Symbolic links. The current version does not support symbolic links. This simplifies the format and avoids complexity around link targets, cycles, and security considerations. Files only.
Within-archive deduplication. If the same file appears twice within a single archive under different paths, blob stores it twice. Deduplication happens at the cache layer across archives, not within a single archive. This keeps the format simple and predictable.

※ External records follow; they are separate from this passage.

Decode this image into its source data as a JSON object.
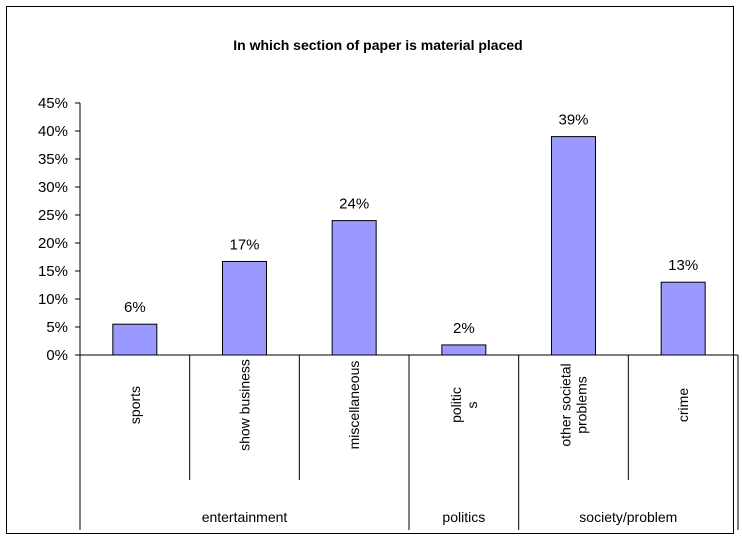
{
  "chart_data": {
    "type": "bar",
    "title": "In which section of paper is material placed",
    "xlabel": "",
    "ylabel": "",
    "ylim": [
      0,
      45
    ],
    "yticks": [
      "0%",
      "5%",
      "10%",
      "15%",
      "20%",
      "25%",
      "30%",
      "35%",
      "40%",
      "45%"
    ],
    "categories": [
      [
        "sports"
      ],
      [
        "show business"
      ],
      [
        "miscellaneous"
      ],
      [
        "politic",
        "s"
      ],
      [
        "other societal",
        "problems"
      ],
      [
        "crime"
      ]
    ],
    "values": [
      5.5,
      16.7,
      24,
      1.8,
      39,
      13
    ],
    "data_labels": [
      "6%",
      "17%",
      "24%",
      "2%",
      "39%",
      "13%"
    ],
    "groups": [
      {
        "label": "entertainment",
        "span": 3
      },
      {
        "label": "politics",
        "span": 1
      },
      {
        "label": "society/problem",
        "span": 2
      }
    ],
    "bar_color": "#9999ff",
    "grid": false,
    "legend": "none"
  }
}
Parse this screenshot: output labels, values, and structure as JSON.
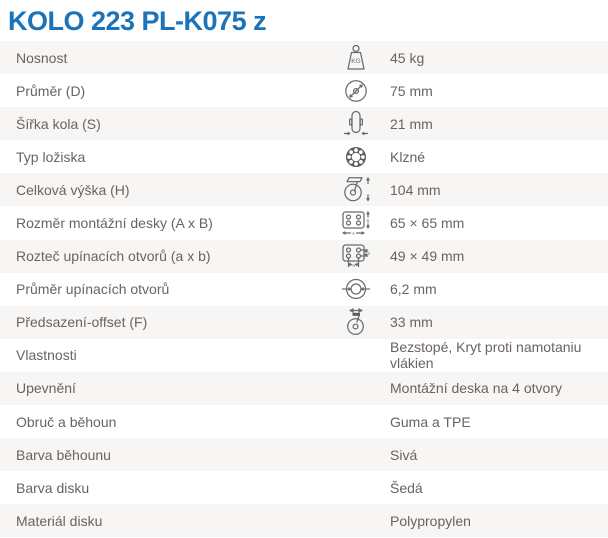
{
  "page": {
    "title": "KOLO 223 PL-K075 z"
  },
  "colors": {
    "title_blue": "#1b73b9",
    "row_shaded": "#f7f6f5",
    "row_white": "#ffffff",
    "text_gray": "#6a635e",
    "icon_gray": "#6b6b6b"
  },
  "table": {
    "rows": [
      {
        "label": "Nosnost",
        "icon": "weight-kg-icon",
        "value": "45 kg"
      },
      {
        "label": "Průměr (D)",
        "icon": "diameter-icon",
        "value": "75 mm"
      },
      {
        "label": "Šířka kola (S)",
        "icon": "wheel-width-icon",
        "value": "21 mm"
      },
      {
        "label": "Typ ložiska",
        "icon": "bearing-icon",
        "value": "Klzné"
      },
      {
        "label": "Celková výška (H)",
        "icon": "caster-height-icon",
        "value": "104 mm"
      },
      {
        "label": "Rozměr montážní desky (A x B)",
        "icon": "mounting-plate-icon",
        "value": "65 × 65 mm"
      },
      {
        "label": "Rozteč upínacích otvorů (a x b)",
        "icon": "hole-spacing-icon",
        "value": "49 × 49 mm"
      },
      {
        "label": "Průměr upínacích otvorů",
        "icon": "hole-diameter-icon",
        "value": "6,2 mm"
      },
      {
        "label": "Předsazení-offset (F)",
        "icon": "caster-offset-icon",
        "value": "33 mm"
      },
      {
        "label": "Vlastnosti",
        "icon": null,
        "value": "Bezstopé, Kryt proti namotaniu vlákien"
      },
      {
        "label": "Upevnění",
        "icon": null,
        "value": "Montážní deska na 4 otvory"
      },
      {
        "label": "Obruč a běhoun",
        "icon": null,
        "value": "Guma a TPE"
      },
      {
        "label": "Barva běhounu",
        "icon": null,
        "value": "Sivá"
      },
      {
        "label": "Barva disku",
        "icon": null,
        "value": "Šedá"
      },
      {
        "label": "Materiál disku",
        "icon": null,
        "value": "Polypropylen"
      }
    ]
  }
}
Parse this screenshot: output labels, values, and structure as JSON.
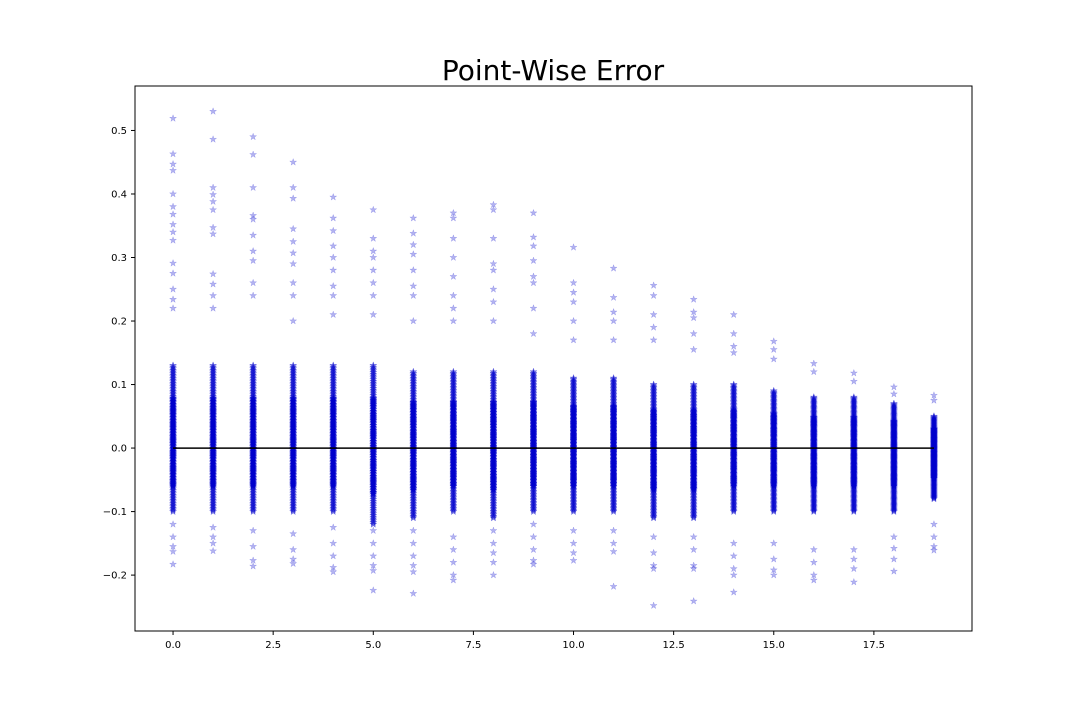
{
  "chart_data": {
    "type": "scatter",
    "title": "Point-Wise Error",
    "xlabel": "",
    "ylabel": "",
    "xlim": [
      -0.95,
      19.95
    ],
    "ylim": [
      -0.288,
      0.57
    ],
    "xticks": [
      0.0,
      2.5,
      5.0,
      7.5,
      10.0,
      12.5,
      15.0,
      17.5
    ],
    "xtick_labels": [
      "0.0",
      "2.5",
      "5.0",
      "7.5",
      "10.0",
      "12.5",
      "15.0",
      "17.5"
    ],
    "yticks": [
      -0.2,
      -0.1,
      0.0,
      0.1,
      0.2,
      0.3,
      0.4,
      0.5
    ],
    "ytick_labels": [
      "−0.2",
      "−0.1",
      "0.0",
      "0.1",
      "0.2",
      "0.3",
      "0.4",
      "0.5"
    ],
    "grid": false,
    "legend": "none",
    "marker": "star",
    "marker_color": "#0000cc",
    "reference_line": {
      "y": 0.0,
      "color": "#000000"
    },
    "series": [
      {
        "x": [
          0,
          1,
          2,
          3,
          4,
          5,
          6,
          7,
          8,
          9,
          10,
          11,
          12,
          13,
          14,
          15,
          16,
          17,
          18,
          19
        ],
        "y_min": [
          -0.183,
          -0.162,
          -0.186,
          -0.182,
          -0.195,
          -0.224,
          -0.229,
          -0.208,
          -0.2,
          -0.183,
          -0.177,
          -0.218,
          -0.248,
          -0.241,
          -0.227,
          -0.2,
          -0.208,
          -0.211,
          -0.194,
          -0.161
        ],
        "y_max": [
          0.519,
          0.53,
          0.49,
          0.45,
          0.395,
          0.375,
          0.362,
          0.37,
          0.383,
          0.37,
          0.316,
          0.283,
          0.256,
          0.234,
          0.21,
          0.168,
          0.133,
          0.118,
          0.096,
          0.083
        ],
        "dense_min": [
          -0.1,
          -0.1,
          -0.1,
          -0.1,
          -0.1,
          -0.12,
          -0.11,
          -0.1,
          -0.11,
          -0.1,
          -0.1,
          -0.1,
          -0.11,
          -0.11,
          -0.1,
          -0.1,
          -0.1,
          -0.1,
          -0.1,
          -0.08
        ],
        "dense_max": [
          0.13,
          0.13,
          0.13,
          0.13,
          0.13,
          0.13,
          0.12,
          0.12,
          0.12,
          0.12,
          0.11,
          0.11,
          0.1,
          0.1,
          0.1,
          0.09,
          0.08,
          0.08,
          0.07,
          0.05
        ],
        "outliers_high": [
          [
            0.519,
            0.463,
            0.447,
            0.437,
            0.4,
            0.38,
            0.368,
            0.352,
            0.34,
            0.327,
            0.291,
            0.275,
            0.25,
            0.234,
            0.22
          ],
          [
            0.53,
            0.486,
            0.41,
            0.399,
            0.388,
            0.375,
            0.347,
            0.337,
            0.274,
            0.258,
            0.24,
            0.22
          ],
          [
            0.49,
            0.462,
            0.41,
            0.366,
            0.36,
            0.335,
            0.31,
            0.295,
            0.26,
            0.24
          ],
          [
            0.45,
            0.41,
            0.393,
            0.345,
            0.325,
            0.307,
            0.29,
            0.26,
            0.24,
            0.2
          ],
          [
            0.395,
            0.362,
            0.342,
            0.318,
            0.3,
            0.28,
            0.255,
            0.24,
            0.21
          ],
          [
            0.375,
            0.33,
            0.31,
            0.3,
            0.28,
            0.26,
            0.24,
            0.21
          ],
          [
            0.362,
            0.338,
            0.32,
            0.305,
            0.28,
            0.255,
            0.24,
            0.2
          ],
          [
            0.37,
            0.362,
            0.33,
            0.3,
            0.27,
            0.24,
            0.22,
            0.2
          ],
          [
            0.383,
            0.375,
            0.33,
            0.29,
            0.28,
            0.25,
            0.23,
            0.2
          ],
          [
            0.37,
            0.332,
            0.318,
            0.295,
            0.27,
            0.26,
            0.22,
            0.18
          ],
          [
            0.316,
            0.26,
            0.245,
            0.23,
            0.2,
            0.17
          ],
          [
            0.283,
            0.237,
            0.214,
            0.2,
            0.17
          ],
          [
            0.256,
            0.24,
            0.21,
            0.19,
            0.17
          ],
          [
            0.234,
            0.214,
            0.205,
            0.18,
            0.155
          ],
          [
            0.21,
            0.18,
            0.16,
            0.15
          ],
          [
            0.168,
            0.155,
            0.14
          ],
          [
            0.133,
            0.12
          ],
          [
            0.118,
            0.105
          ],
          [
            0.096,
            0.085
          ],
          [
            0.083,
            0.075
          ]
        ],
        "outliers_low": [
          [
            -0.183,
            -0.163,
            -0.155,
            -0.14,
            -0.12
          ],
          [
            -0.162,
            -0.15,
            -0.14,
            -0.125
          ],
          [
            -0.186,
            -0.177,
            -0.155,
            -0.13
          ],
          [
            -0.182,
            -0.175,
            -0.16,
            -0.135
          ],
          [
            -0.195,
            -0.188,
            -0.17,
            -0.15,
            -0.125
          ],
          [
            -0.224,
            -0.193,
            -0.185,
            -0.17,
            -0.15,
            -0.13
          ],
          [
            -0.229,
            -0.195,
            -0.185,
            -0.17,
            -0.15,
            -0.13
          ],
          [
            -0.208,
            -0.2,
            -0.18,
            -0.16,
            -0.14
          ],
          [
            -0.2,
            -0.18,
            -0.165,
            -0.15,
            -0.13
          ],
          [
            -0.183,
            -0.177,
            -0.16,
            -0.14,
            -0.12
          ],
          [
            -0.177,
            -0.165,
            -0.15,
            -0.13
          ],
          [
            -0.218,
            -0.163,
            -0.15,
            -0.13
          ],
          [
            -0.248,
            -0.19,
            -0.185,
            -0.165,
            -0.14
          ],
          [
            -0.241,
            -0.19,
            -0.185,
            -0.16,
            -0.14
          ],
          [
            -0.227,
            -0.2,
            -0.19,
            -0.17,
            -0.15
          ],
          [
            -0.2,
            -0.192,
            -0.175,
            -0.15
          ],
          [
            -0.208,
            -0.2,
            -0.18,
            -0.16
          ],
          [
            -0.211,
            -0.19,
            -0.175,
            -0.16
          ],
          [
            -0.194,
            -0.175,
            -0.158,
            -0.14
          ],
          [
            -0.161,
            -0.155,
            -0.14,
            -0.12
          ]
        ]
      }
    ]
  }
}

Comparison with Alternatives
Several other formats attempt to solve similar problems. Understanding why blob makes different trade-offs illuminates its design rationale.
TAR
TAR stores files sequentially with metadata interleaved. Finding a file requires streaming through the archive until encountering that file's header. For a file near the end of a large archive, this means reading nearly the entire archive. TAR was designed for tape drives where sequential access was the only option; it does not adapt well to random access via HTTP.
ZIP
ZIP includes a central directory at the end of the archive, enabling random access without full sequential reads. However, ZIP was designed before HTTP range requests were common, and its central directory structure was not optimized for this access pattern. ZIP also uses a different compression model and lacks the path-sorted storage that enables efficient directory fetches.
eStargz
eStargz (estargz) extends the stargz format with an index that enables lazy pulling of container layers. It targets container image layers specifically and optimizes for the container runtime use case. Blob targets a different use case: arbitrary file collections in OCI registries, accessed by applications rather than container runtimes.
SOCI
SOCI (Seekable OCI) provides lazy loading for container images through separate index artifacts. Like eStargz, it focuses on container image layers. SOCI uses a different architecture, storing indices as separate OCI artifacts rather than modifying the layer format.
Nydus
Nydus is a container image format designed for lazy pulling with additional features like chunk deduplication and encryption. It targets container images and integrates deeply with container runtimes. Blob has a narrower focus on file archives with simpler requirements.
Each of these formats makes different trade-offs for different use cases. Blob's trade-offs favor simplicity, OCI integration, and the specific access patterns of file archives accessed by applications rather than container runtimes.